Older age, a history of allergies, and cerebrovascular disease were clinical markers associated with a poorer outcome in SCAP patients. Laboratory indicators such as WBC count, neutrophil count, ALT, AST, and CRP initially increased and then decreased with the progression of CAP, warranting attention when assessing disease severity and predicting prognosis. An acute and critical condition should be considered in SCAP patients who despite being identified as SCAP by scoring systems such as the PSI score, CURB-65 score, or SOFA score, present with unusually low levels of WBC count, neutrophil count, ALT, AST, and CRP. This phenomenon is akin to the “silent chest” observed in critical asthma patients, which may reflect a state of multiple organ failure and myelosuppression. Additionally, laboratory indicators such as FDP, D-dimer, PRO-BNP, CK-MB, Myoglobin, serum IgE, and β-D-1, 3-glucan (fungus) gradually increased with disease severity and may be positively correlated with poorer outcomes. We hypothesized that coagulation abnormalities, cardiac insufficiency, fungal co-infection, and allergic status might have a mutual causality with SCAP severity and play a critical role in the progression of CAP.

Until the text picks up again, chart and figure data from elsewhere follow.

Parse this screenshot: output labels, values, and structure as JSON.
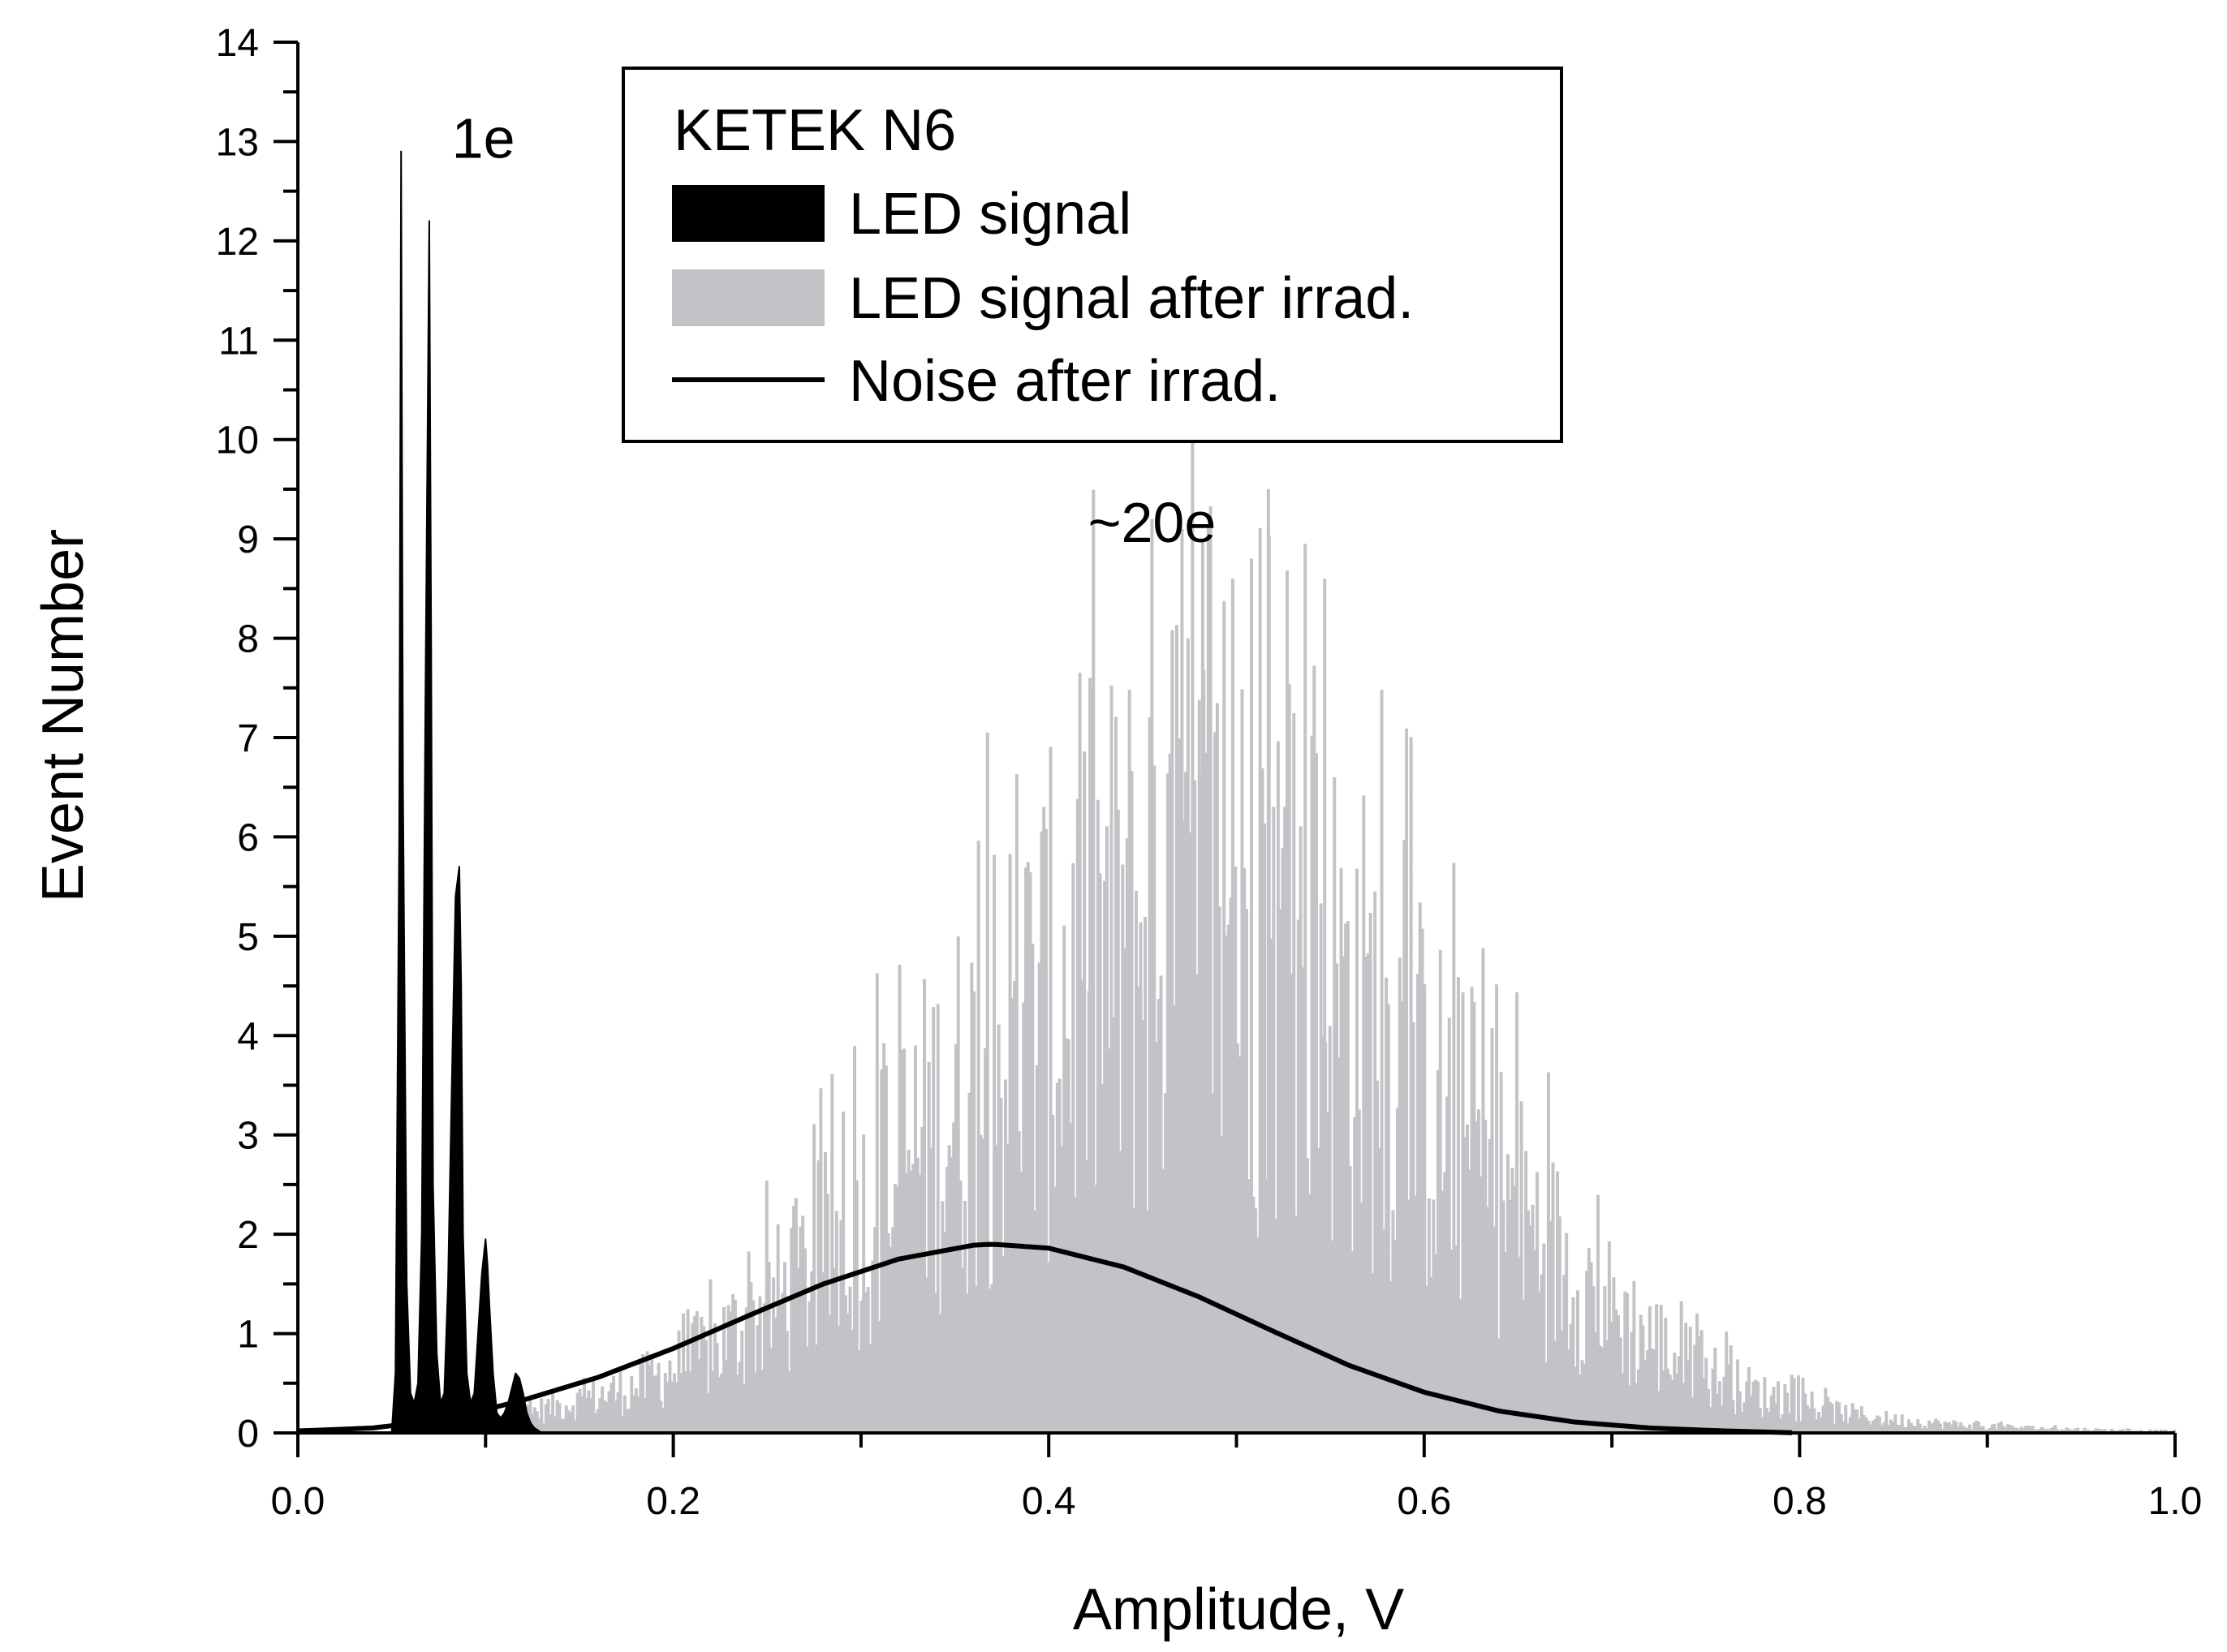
{
  "chart_data": {
    "type": "histogram",
    "title": "",
    "xlabel": "Amplitude, V",
    "ylabel": "Event Number",
    "xlim": [
      0.0,
      1.0
    ],
    "ylim": [
      0,
      14
    ],
    "x_ticks": [
      {
        "value": 0.0,
        "label": "0.0"
      },
      {
        "value": 0.2,
        "label": "0.2"
      },
      {
        "value": 0.4,
        "label": "0.4"
      },
      {
        "value": 0.6,
        "label": "0.6"
      },
      {
        "value": 0.8,
        "label": "0.8"
      },
      {
        "value": 1.0,
        "label": "1.0"
      }
    ],
    "y_ticks": [
      {
        "value": 0,
        "label": "0"
      },
      {
        "value": 1,
        "label": "1"
      },
      {
        "value": 2,
        "label": "2"
      },
      {
        "value": 3,
        "label": "3"
      },
      {
        "value": 4,
        "label": "4"
      },
      {
        "value": 5,
        "label": "5"
      },
      {
        "value": 6,
        "label": "6"
      },
      {
        "value": 7,
        "label": "7"
      },
      {
        "value": 8,
        "label": "8"
      },
      {
        "value": 9,
        "label": "9"
      },
      {
        "value": 10,
        "label": "10"
      },
      {
        "value": 11,
        "label": "11"
      },
      {
        "value": 12,
        "label": "12"
      },
      {
        "value": 13,
        "label": "13"
      },
      {
        "value": 14,
        "label": "14"
      }
    ],
    "legend": {
      "title": "KETEK N6",
      "position": "top-center",
      "entries": [
        {
          "label": "LED signal",
          "style": "filled",
          "color": "#000000"
        },
        {
          "label": "LED signal after irrad.",
          "style": "filled",
          "color": "#c4c2c6"
        },
        {
          "label": "Noise after irrad.",
          "style": "line",
          "color": "#000000"
        }
      ]
    },
    "annotations": [
      {
        "text": "1e",
        "x": 0.082,
        "y": 13.0
      },
      {
        "text": "~20e",
        "x": 0.455,
        "y": 9.15
      }
    ],
    "series": [
      {
        "name": "LED signal",
        "style": "filled",
        "color": "#000000",
        "x": [
          0.05,
          0.052,
          0.054,
          0.055,
          0.056,
          0.058,
          0.06,
          0.062,
          0.064,
          0.066,
          0.068,
          0.07,
          0.071,
          0.072,
          0.074,
          0.076,
          0.078,
          0.08,
          0.082,
          0.084,
          0.086,
          0.087,
          0.088,
          0.09,
          0.092,
          0.094,
          0.096,
          0.098,
          0.1,
          0.101,
          0.102,
          0.104,
          0.106,
          0.108,
          0.11,
          0.112,
          0.114,
          0.116,
          0.118,
          0.12,
          0.122,
          0.124,
          0.126,
          0.13
        ],
        "values": [
          0,
          0.6,
          6.0,
          12.9,
          6.5,
          1.5,
          0.4,
          0.3,
          0.5,
          2.0,
          7.5,
          12.2,
          8.0,
          2.5,
          0.8,
          0.3,
          0.4,
          1.5,
          3.5,
          5.4,
          5.7,
          4.5,
          2.0,
          0.6,
          0.3,
          0.4,
          1.0,
          1.6,
          1.95,
          1.7,
          1.3,
          0.6,
          0.2,
          0.15,
          0.2,
          0.3,
          0.45,
          0.6,
          0.55,
          0.4,
          0.2,
          0.1,
          0.05,
          0
        ]
      },
      {
        "name": "LED signal after irrad.",
        "style": "filled",
        "color": "#c4c2c6",
        "x": [
          0.08,
          0.1,
          0.12,
          0.14,
          0.16,
          0.18,
          0.2,
          0.22,
          0.24,
          0.26,
          0.28,
          0.3,
          0.32,
          0.34,
          0.36,
          0.38,
          0.4,
          0.42,
          0.44,
          0.46,
          0.48,
          0.5,
          0.52,
          0.54,
          0.56,
          0.58,
          0.6,
          0.62,
          0.64,
          0.66,
          0.68,
          0.7,
          0.72,
          0.74,
          0.76,
          0.78,
          0.8,
          0.82,
          0.84,
          0.86,
          0.88,
          0.9,
          0.92,
          0.94,
          0.96,
          0.98,
          1.0
        ],
        "values": [
          0.05,
          0.1,
          0.2,
          0.3,
          0.4,
          0.5,
          0.7,
          0.9,
          1.2,
          1.5,
          1.9,
          2.3,
          2.8,
          3.3,
          3.7,
          4.2,
          4.6,
          5.0,
          5.3,
          5.5,
          5.6,
          5.5,
          5.3,
          5.0,
          4.6,
          4.1,
          3.6,
          3.1,
          2.6,
          2.1,
          1.7,
          1.3,
          1.0,
          0.75,
          0.55,
          0.4,
          0.3,
          0.22,
          0.16,
          0.12,
          0.09,
          0.07,
          0.05,
          0.04,
          0.03,
          0.02,
          0.02
        ],
        "peak_values": [
          {
            "x": 0.422,
            "y": 7.6
          },
          {
            "x": 0.455,
            "y": 9.2
          },
          {
            "x": 0.471,
            "y": 9.1
          },
          {
            "x": 0.482,
            "y": 9.0
          },
          {
            "x": 0.498,
            "y": 8.6
          },
          {
            "x": 0.508,
            "y": 8.8
          },
          {
            "x": 0.517,
            "y": 9.5
          },
          {
            "x": 0.547,
            "y": 8.6
          }
        ]
      },
      {
        "name": "Noise after irrad.",
        "style": "line",
        "color": "#000000",
        "x": [
          0.0,
          0.04,
          0.08,
          0.12,
          0.16,
          0.2,
          0.24,
          0.28,
          0.32,
          0.36,
          0.37,
          0.4,
          0.44,
          0.48,
          0.52,
          0.56,
          0.6,
          0.64,
          0.68,
          0.72,
          0.76,
          0.8
        ],
        "values": [
          0.02,
          0.05,
          0.14,
          0.33,
          0.56,
          0.85,
          1.18,
          1.5,
          1.75,
          1.89,
          1.9,
          1.86,
          1.67,
          1.37,
          1.02,
          0.68,
          0.41,
          0.22,
          0.11,
          0.05,
          0.02,
          0.0
        ]
      }
    ]
  }
}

Our study has several strengths. First, this research was a prospective multicenter study, which enhances its reliability and applicability. Second, enrolled patients received both blood and BALF mNGS simultaneously, enabling a pairwise comparison of the performance of blood mNGS, BALF mNGS, CMTs among SCAP patients. Third, our study linked detailed clinical features, laboratory indicators, and multi-omics bio-signatures, including DNA + RNA mNGS and PBMC RNA-seq analysis, to the differential severity and prognosis of SCAP patients. Our study also has some limitations. First, the relatively small size of the cohort may limit the generalizability of our results. Larger, multicenter studies will be needed to validate these findings across broader clinical settings. Moreover, the detection rate of RNA virus was low; therefore, the current library preparation and sequencing processes for DNA + RNA mNGS should be optimized. Besides, dynamic changes in multi-omics bio-signatures during SCAP progression were not assessed due to the difficulty of specimen acquisition. Finally, our sample collection occurred during COVID-19 management, excluding COVID-19 patients. With shifting global policies, changes in pathogen spectra and immune responses could affect our findings. Future studies should account for these factors.

Conclusions

This study investigated the performance of BALF and blood DNA + RNA mNGS, CMTs in pathogen detection among patients with mild CAP and SCAP. Furthermore, the clinical features, laboratory indicators, and multi-omics bio-signatures of the microbiome and PBMC transcriptome were analyzed to identify biomarkers for disease severity and prognosis. The performance of BALF mNGS was superior to that of blood mNGS, and the detection efficiency of mNGS for bacteria was influenced by disease severity. Therefore, we highly recommended the combination of BALF mNGS and CMTs for SCAP diagnosis. Microbiome biomarkers such as P. Jiroveci, C. striatum, C. albicans, HCMV, EBV, as well as transcriptome bio-signatures such as OTOF, MS4A4A, CXCL10, and SIGLEC1, were associated with poorer outcomes in SCAP. GSEA and traditional GO/KEGG analyses revealed key immune and metabolic dysregulation pathways in SCAP (death) patients, including upregulated pathways related to complement and coagulation cascades, oxidative phosphorylation, nitrogen metabolism, and EBV infection, while adaptive immune response, hematopoietic cell lineage, and antigen processing pathways were downregulated. Overall, microbiomic and transcriptomic analyses provide a molecular pathological basis for identifying biomarkers associated with CAP severity and prognosis which is beneficial for individualized treatment.